DESCRIPTION OF SYMBOLS 1 Paper feed cassette 2 Separation paper feed means 3 Grip roller 4 Intermediate roller 5 Registration roller 6 Photosensitive drum 7 Fixing device 8 Branch claw 9 Paper discharge roller 10 Reverse device 11 Reverse forward path 12 Intermediate tray 13 Reverse reverse path 14 Conveying rollers 15 and 17 Reverse roller (drive roller)
16, 16a, 16b Reverse roller (driven roller)
16c Shaft of reverse roller (driven roller) 18 Spring 19 Solenoid 20, 21 Switchback roller 22 Inlet sensor 23 Switching claw 24 Transport roller 25 Refeed transport path 35 Front plate 36 Rear plate 51 Drive roller 52 Drive roller shaft 53, 53a to 53h Roller 54 of driving roller, 54a to 54h Followed roller 55 Arm 56 Guide plate frame 57 Bracket 59 Nip part 58 Compression spring

Claims (4)

A driving roller rotatably supported at both ends of the rotating shaft;
A plurality of driven rollers that rotate with the rotation of the drive roller , all have the same shape and the same size, and are evenly arranged corresponding to the drive roller ;
A plurality of driven roller support members for rotatably supporting the driven roller ;
In the sheet conveying apparatus and a plurality of biasing members the driven roller respectively biasing the front Ki従 dynamic roller supporting member so as to press the drive roller,
The bracket is a common plate-like member that is assembled to the guide plate frame that supports the biasing member and conveys the sheet member on the surface thereof,
The biasing member has one end engaged with the driven roller support member and the other end engaged with the bracket.
In order to reduce the amount of bending of the rotating shaft caused by the driven roller being pressed against the driving roller, a plurality of opposed portions that respectively support the biasing means of the bracket and face the biasing means are provided in the axial direction. A concave portion in which the bracket is recessed in a direction farther from the driving roller as the opposing portion is closer to the opposing portion located at the center portion of the driving roller.

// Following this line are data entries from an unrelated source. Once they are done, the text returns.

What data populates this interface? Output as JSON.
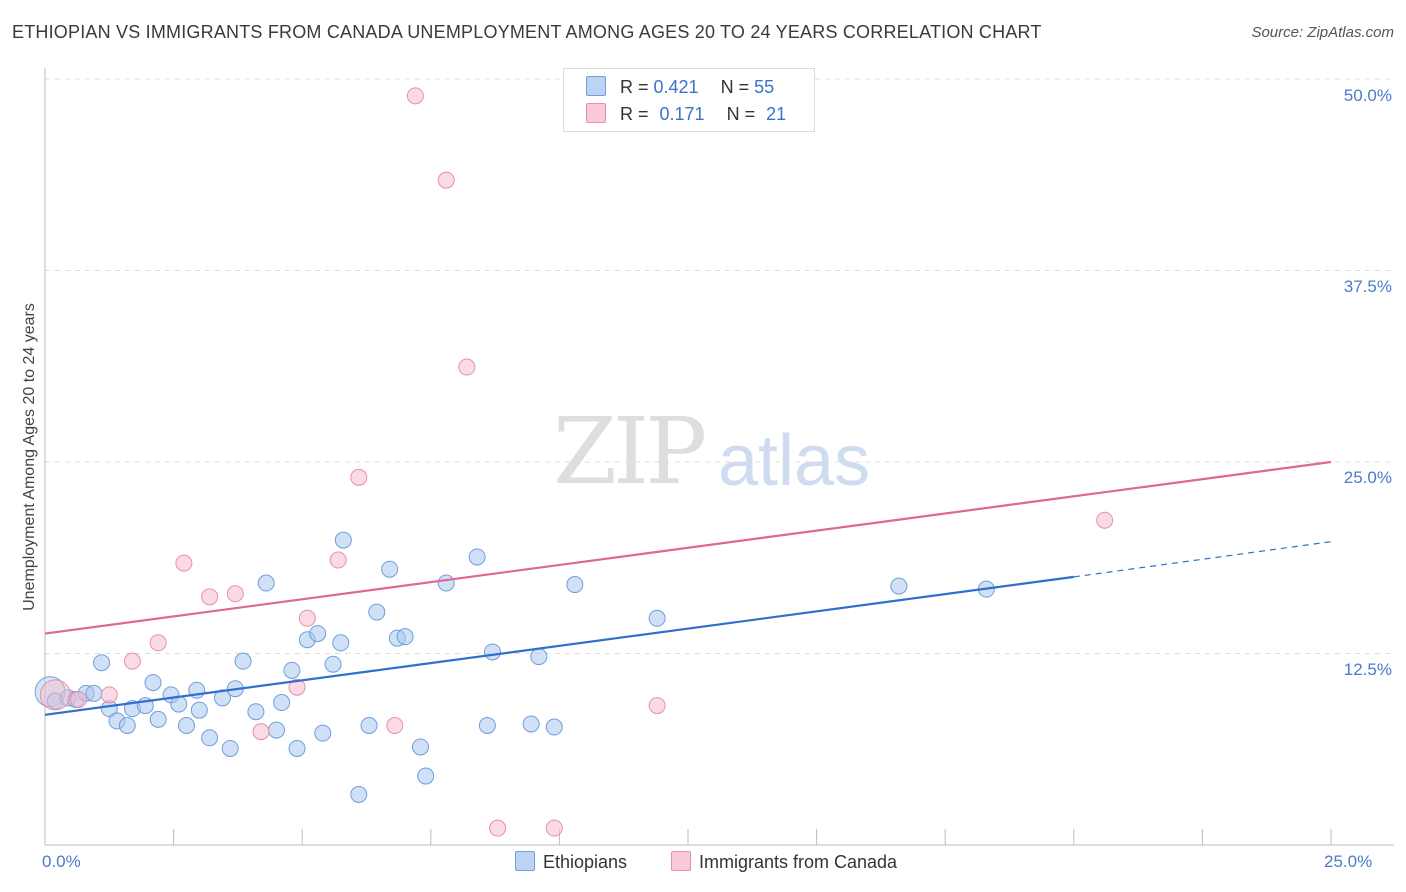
{
  "title": "ETHIOPIAN VS IMMIGRANTS FROM CANADA UNEMPLOYMENT AMONG AGES 20 TO 24 YEARS CORRELATION CHART",
  "source": "Source: ZipAtlas.com",
  "watermark": {
    "zip": "ZIP",
    "atlas": "atlas"
  },
  "legend": {
    "rows": [
      {
        "r_label": "R = ",
        "r_value": "0.421",
        "n_label": "N = ",
        "n_value": "55"
      },
      {
        "r_label": "R = ",
        "r_value": "0.171",
        "n_label": "N = ",
        "n_value": "21"
      }
    ],
    "bottom": [
      "Ethiopians",
      "Immigrants from Canada"
    ]
  },
  "colors": {
    "blue_fill": "#a9c6ee",
    "blue_stroke": "#6f9fdc",
    "blue_line": "#2f6fce",
    "pink_fill": "#f6bccd",
    "pink_stroke": "#ea8fab",
    "pink_line": "#e06890",
    "grid": "#dddddd",
    "axis_text": "#4a7cc7"
  },
  "chart_data": {
    "type": "scatter",
    "title": "ETHIOPIAN VS IMMIGRANTS FROM CANADA UNEMPLOYMENT AMONG AGES 20 TO 24 YEARS CORRELATION CHART",
    "xlabel": "",
    "ylabel": "Unemployment Among Ages 20 to 24 years",
    "xlim": [
      0,
      25
    ],
    "ylim": [
      0,
      50
    ],
    "x_tick_labels": [
      "0.0%",
      "25.0%"
    ],
    "y_ticks": [
      12.5,
      25.0,
      37.5,
      50.0
    ],
    "y_tick_labels": [
      "12.5%",
      "25.0%",
      "37.5%",
      "50.0%"
    ],
    "series": [
      {
        "name": "Ethiopians",
        "R": 0.421,
        "N": 55,
        "trend": {
          "x0": 0,
          "y0": 8.5,
          "x1": 20,
          "y1": 17.5,
          "dashed_to_x": 25,
          "dashed_to_y": 19.8
        },
        "points": [
          [
            0.1,
            10.0
          ],
          [
            0.2,
            9.4
          ],
          [
            0.45,
            9.6
          ],
          [
            0.6,
            9.5
          ],
          [
            0.8,
            9.9
          ],
          [
            0.95,
            9.9
          ],
          [
            1.1,
            11.9
          ],
          [
            1.25,
            8.9
          ],
          [
            1.4,
            8.1
          ],
          [
            1.6,
            7.8
          ],
          [
            1.7,
            8.9
          ],
          [
            1.95,
            9.1
          ],
          [
            2.1,
            10.6
          ],
          [
            2.2,
            8.2
          ],
          [
            2.45,
            9.8
          ],
          [
            2.6,
            9.2
          ],
          [
            2.75,
            7.8
          ],
          [
            2.95,
            10.1
          ],
          [
            3.0,
            8.8
          ],
          [
            3.2,
            7.0
          ],
          [
            3.45,
            9.6
          ],
          [
            3.6,
            6.3
          ],
          [
            3.7,
            10.2
          ],
          [
            3.85,
            12.0
          ],
          [
            4.1,
            8.7
          ],
          [
            4.3,
            17.1
          ],
          [
            4.5,
            7.5
          ],
          [
            4.6,
            9.3
          ],
          [
            4.8,
            11.4
          ],
          [
            4.9,
            6.3
          ],
          [
            5.1,
            13.4
          ],
          [
            5.3,
            13.8
          ],
          [
            5.4,
            7.3
          ],
          [
            5.6,
            11.8
          ],
          [
            5.75,
            13.2
          ],
          [
            5.8,
            19.9
          ],
          [
            6.1,
            3.3
          ],
          [
            6.3,
            7.8
          ],
          [
            6.45,
            15.2
          ],
          [
            6.7,
            18.0
          ],
          [
            6.85,
            13.5
          ],
          [
            7.0,
            13.6
          ],
          [
            7.3,
            6.4
          ],
          [
            7.4,
            4.5
          ],
          [
            7.8,
            17.1
          ],
          [
            8.4,
            18.8
          ],
          [
            8.6,
            7.8
          ],
          [
            8.7,
            12.6
          ],
          [
            9.45,
            7.9
          ],
          [
            9.6,
            12.3
          ],
          [
            9.9,
            7.7
          ],
          [
            10.3,
            17.0
          ],
          [
            11.9,
            14.8
          ],
          [
            16.6,
            16.9
          ],
          [
            18.3,
            16.7
          ]
        ]
      },
      {
        "name": "Immigrants from Canada",
        "R": 0.171,
        "N": 21,
        "trend": {
          "x0": 0,
          "y0": 13.8,
          "x1": 25,
          "y1": 25.0
        },
        "points": [
          [
            0.2,
            9.8
          ],
          [
            0.65,
            9.5
          ],
          [
            1.25,
            9.8
          ],
          [
            1.7,
            12.0
          ],
          [
            2.2,
            13.2
          ],
          [
            2.7,
            18.4
          ],
          [
            3.2,
            16.2
          ],
          [
            3.7,
            16.4
          ],
          [
            4.2,
            7.4
          ],
          [
            4.9,
            10.3
          ],
          [
            5.1,
            14.8
          ],
          [
            5.7,
            18.6
          ],
          [
            6.1,
            24.0
          ],
          [
            6.8,
            7.8
          ],
          [
            7.2,
            48.9
          ],
          [
            7.8,
            43.4
          ],
          [
            8.2,
            31.2
          ],
          [
            8.8,
            1.1
          ],
          [
            9.9,
            1.1
          ],
          [
            11.9,
            9.1
          ],
          [
            20.6,
            21.2
          ]
        ]
      }
    ]
  }
}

Sheet conveying apparatus a sheet conveying force by the slave moving roller and the drive roller, characterized in that substantially equal in the longitudinal direction of the rotary shaft.
In the sheet conveying apparatus according to claim 1,
Wherein the plurality of slave moving the roller support member sheet conveying apparatus according to claim Rukoto such a wear resistant material. In the sheet conveying apparatus according to claim 1 or 2,
Sheet conveying apparatus wherein the biasing member and wherein the compression spring der Rukoto. An image forming apparatus comprising Rukoto including a sheet conveying device according to any one of claims 1 to 3.